Ou plutôt, le refus de l’autorité. Depuis toujours. « J’ai détesté l’école, vraiment. J’ai arrêté en seconde. Je n’aime pas l’idée qu’on m’inculque un savoir, l’autorité qu’ont les profs sur les élèves me dérangeait », déclarait-il récemment à nos confrères du Monde. C’est cette décla qui nous a poussés à creuser un peu et à aller le voir à la fin de son entraînement, à deux pas de Roland-Garros, au pied du stade Jean-Bouin, alors qu’il préparait sereinement son deuxième tour contre David Goffin.
Liberté, égalité
« C’est vrai que si on prend l’exemple de l’école, on est dans un cas concret où l’enseignant est là pour dispenser son savoir aux élèves et ça ne va que dans un sens. Je trouve qu’il y a quelque chose de faussé là-dedans, nous glisse-t-il en se dirigeant vers les vestiaires, encore trempé de sueur. C’est la hiérarchie scolaire, la hiérarchie dans les relations en général, qui me dérange. » S’il a réussi à y couper rapidement (Corentin a arrêté les études en seconde), ce rapport avec l’autorité, sa relation avec ses coachs, mérite aussi d’être interrogé.
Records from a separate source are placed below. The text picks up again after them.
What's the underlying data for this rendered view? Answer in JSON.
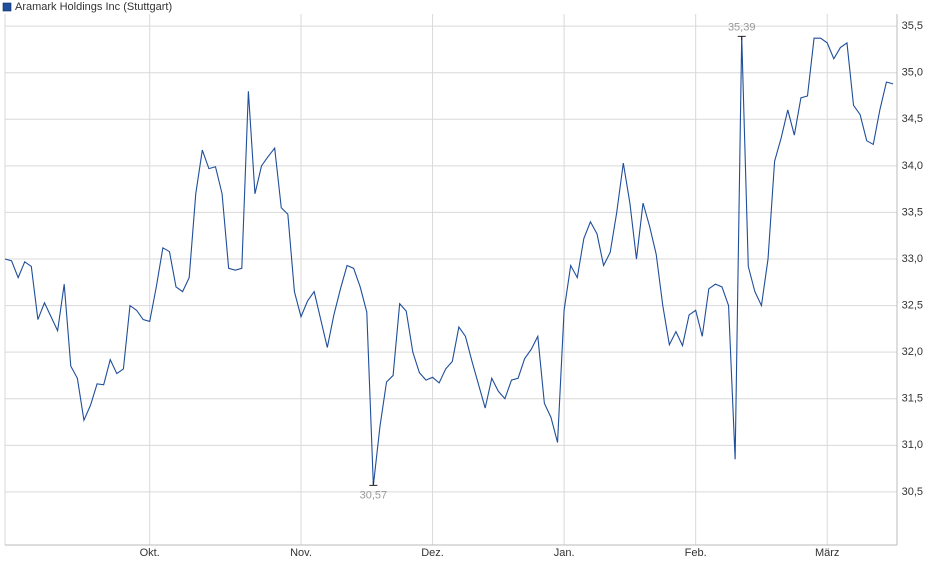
{
  "chart_data": {
    "type": "line",
    "series": [
      {
        "name": "Aramark Holdings Inc (Stuttgart)",
        "color": "#1f4e9a",
        "values": [
          33.0,
          32.98,
          32.8,
          32.97,
          32.92,
          32.35,
          32.53,
          32.38,
          32.23,
          32.73,
          31.85,
          31.72,
          31.27,
          31.43,
          31.66,
          31.65,
          31.92,
          31.77,
          31.82,
          32.5,
          32.45,
          32.35,
          32.33,
          32.7,
          33.12,
          33.08,
          32.7,
          32.65,
          32.8,
          33.7,
          34.17,
          33.97,
          33.99,
          33.7,
          32.9,
          32.88,
          32.9,
          34.8,
          33.7,
          34.0,
          34.1,
          34.19,
          33.55,
          33.48,
          32.65,
          32.38,
          32.55,
          32.65,
          32.35,
          32.05,
          32.4,
          32.68,
          32.93,
          32.9,
          32.7,
          32.43,
          30.57,
          31.2,
          31.68,
          31.75,
          32.52,
          32.44,
          32.0,
          31.78,
          31.7,
          31.73,
          31.67,
          31.82,
          31.9,
          32.27,
          32.17,
          31.9,
          31.65,
          31.4,
          31.72,
          31.58,
          31.5,
          31.7,
          31.72,
          31.93,
          32.03,
          32.17,
          31.45,
          31.3,
          31.03,
          32.45,
          32.93,
          32.8,
          33.22,
          33.4,
          33.27,
          32.93,
          33.07,
          33.5,
          34.03,
          33.6,
          33.0,
          33.6,
          33.35,
          33.05,
          32.5,
          32.08,
          32.22,
          32.07,
          32.4,
          32.45,
          32.17,
          32.68,
          32.73,
          32.7,
          32.5,
          30.85,
          35.39,
          32.92,
          32.65,
          32.5,
          33.0,
          34.05,
          34.3,
          34.6,
          34.33,
          34.73,
          34.75,
          35.37,
          35.37,
          35.32,
          35.15,
          35.27,
          35.32,
          34.65,
          34.55,
          34.27,
          34.23,
          34.6,
          34.9,
          34.88
        ],
        "value_labels": [
          null,
          null,
          null,
          null,
          null,
          null,
          null,
          null,
          null,
          null,
          null,
          null,
          null,
          null,
          null,
          null,
          null,
          null,
          null,
          null,
          null,
          null,
          null,
          null,
          null,
          null,
          null,
          null,
          null,
          null,
          null,
          null,
          null,
          null,
          null,
          null,
          null,
          null,
          null,
          null,
          null,
          null,
          null,
          null,
          null,
          null,
          null,
          null,
          null,
          null,
          null,
          null,
          null,
          null,
          null,
          null,
          "30,57",
          null,
          null,
          null,
          null,
          null,
          null,
          null,
          null,
          null,
          null,
          null,
          null,
          null,
          null,
          null,
          null,
          null,
          null,
          null,
          null,
          null,
          null,
          null,
          null,
          null,
          null,
          null,
          null,
          null,
          null,
          null,
          null,
          null,
          null,
          null,
          null,
          null,
          null,
          null,
          null,
          null,
          null,
          null,
          null,
          null,
          null,
          null,
          null,
          null,
          null,
          null,
          null,
          null,
          null,
          null,
          "35,39",
          null,
          null,
          null,
          null,
          null,
          null,
          null,
          null,
          null,
          null,
          null,
          null,
          null,
          null,
          null,
          null,
          null,
          null,
          null,
          null,
          null,
          null,
          null
        ]
      }
    ],
    "categories": [
      null,
      null,
      null,
      null,
      null,
      null,
      null,
      null,
      null,
      null,
      null,
      null,
      null,
      null,
      null,
      null,
      null,
      null,
      null,
      null,
      null,
      null,
      "Okt.",
      null,
      null,
      null,
      null,
      null,
      null,
      null,
      null,
      null,
      null,
      null,
      null,
      null,
      null,
      null,
      null,
      null,
      null,
      null,
      null,
      null,
      null,
      "Nov.",
      null,
      null,
      null,
      null,
      null,
      null,
      null,
      null,
      null,
      null,
      null,
      null,
      null,
      null,
      null,
      null,
      null,
      null,
      null,
      "Dez.",
      null,
      null,
      null,
      null,
      null,
      null,
      null,
      null,
      null,
      null,
      null,
      null,
      null,
      null,
      null,
      null,
      null,
      null,
      null,
      "Jan.",
      null,
      null,
      null,
      null,
      null,
      null,
      null,
      null,
      null,
      null,
      null,
      null,
      null,
      null,
      null,
      null,
      null,
      null,
      null,
      "Feb.",
      null,
      null,
      null,
      null,
      null,
      null,
      null,
      null,
      null,
      null,
      null,
      null,
      null,
      null,
      null,
      null,
      null,
      null,
      null,
      "März",
      null,
      null,
      null,
      null,
      null,
      null,
      null,
      null,
      null,
      null
    ],
    "ylim": [
      29.93,
      35.63
    ],
    "yticks": [
      {
        "value": 30.5,
        "label": "30,5"
      },
      {
        "value": 31.0,
        "label": "31,0"
      },
      {
        "value": 31.5,
        "label": "31,5"
      },
      {
        "value": 32.0,
        "label": "32,0"
      },
      {
        "value": 32.5,
        "label": "32,5"
      },
      {
        "value": 33.0,
        "label": "33,0"
      },
      {
        "value": 33.5,
        "label": "33,5"
      },
      {
        "value": 34.0,
        "label": "34,0"
      },
      {
        "value": 34.5,
        "label": "34,5"
      },
      {
        "value": 35.0,
        "label": "35,0"
      },
      {
        "value": 35.5,
        "label": "35,5"
      }
    ],
    "grid": true,
    "legend": "top-left"
  }
}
« Je tiens aussi à cette liberté dans le tennis, dans la relation avec les coachs. Ce que j’aime, c’est de pouvoir apprendre l’un de l’autre. Quand il n’y a pas de hiérarchie, tout le monde est au même niveau. Tout le monde a le droit de parole, le droit d’échanger nos points de vue. On n’est pas jugé sur les choses qu’on pense, on peut en discuter. Du coup dans le tennis, si le coach fait son job et le joueur aussi, la liberté elle est là. Lui il m’apprend, je lui apprends aussi, on apprend tous les deux. » »
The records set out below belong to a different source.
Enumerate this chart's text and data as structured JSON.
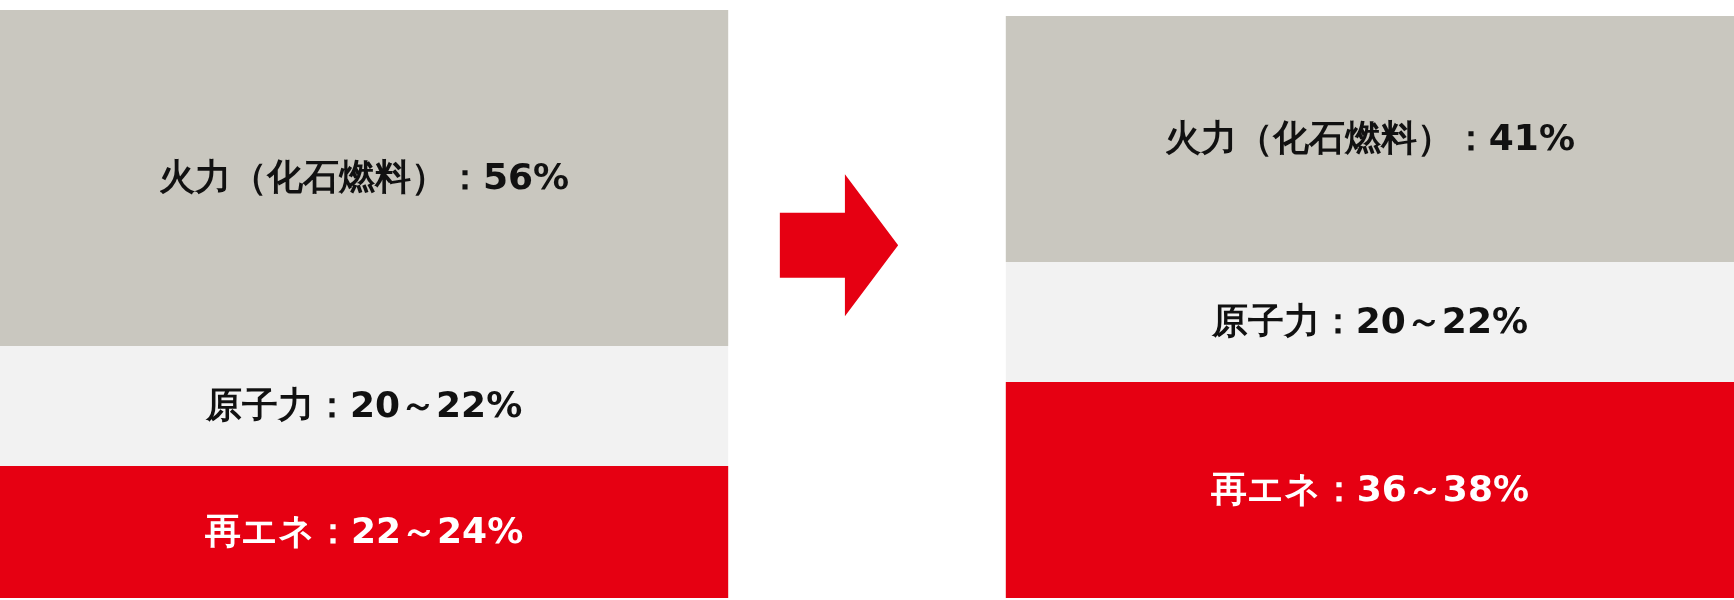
{
  "chart_data": {
    "type": "bar",
    "stacked": true,
    "categories": [
      null,
      null
    ],
    "tick_labels": false,
    "series": [
      {
        "color": "#e60012",
        "values": [
          22,
          36
        ],
        "value_labels": [
          "再エネ：22～24%",
          "再エネ：36～38%"
        ]
      },
      {
        "color": "#f2f2f2",
        "values": [
          20,
          20
        ],
        "value_labels": [
          "原子力：20～22%",
          "原子力：20～22%"
        ]
      },
      {
        "color": "#c9c7bf",
        "values": [
          56,
          41
        ],
        "value_labels": [
          "火力（化石燃料）：56%",
          "火力（化石燃料）：41%"
        ]
      }
    ]
  }
}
Ronan Lafaix, l’un de ses anciens entraîneurs, qui tient à nous dire en préambule que le garçon est « quelqu’un d’exceptionnel, avec une intelligence supérieure à la normale », détaille un peu la manière de travailler avec lui : « Ce que j’ai adoré chez lui, c’est justement sa personnalité. Ma démarche pédagogique, c’était de lui laisser sa liberté. Le coach de "Co", son rôle c’est de lui donner les clés mais de le laisser faire les choses, c’est presqu’un rôle de manager, de guide. »
Pas un rebelle, un homme libre
Par le passé, le Parisien a connu des hauts et des bas avec certains de ses coachs, dont l’ancien tennisman pro Thierry Tulsane. Après leur séparation, lors d’un tournoi à Traralgon (Australie), Moutet débriefe ce petit bout de vie sans entraîneur pour Tennis Magazine : « J’ai joué tous mes matches sur un court perdu, sans spectateur, sans personne pour me dire si c’est bien ou si c’est mal après mes matches, hormis mes parents qui m’ont félicité. Je me suis détaché du jugement extérieur. »
« Certains coachs qui l’ont eu voulaient le faire entrer dans leurs cases, ils voulaient le brider, le contraindre. Sauf que si t’es trop directif avec lui, c’est mort, confie Lafaix, spécialiste de la préparation mentale des sportifs et auteur du blog soyezpro.com. Lui il faut le laisser libre. Il n’y a que comme ça qu’il peut développer sa créativité. Et c’est en ça qu’il est attachant. Il n’est pas rebelle pour être rebelle. Corentin, c’est un animal sauvage, un appel à la liberté ».
Et comme tout animal sauvage, il ne peut pas être apprivoisé. Une critique balancée trop sèchement et voilà que la bestiole se referme. « Avec lui (Thierry Tulasne), j’ai toujours eu l’impression de ne pas être assez fort, a-t-il confié au Figaro. On me répétait sans arrêt que je manquais de respect, que je ne m’entraînais pas assez. J’ai perdu confiance. Je me faisais tellement de mal sur un terrain et en dehors que cela ne me procurait plus de plaisir. »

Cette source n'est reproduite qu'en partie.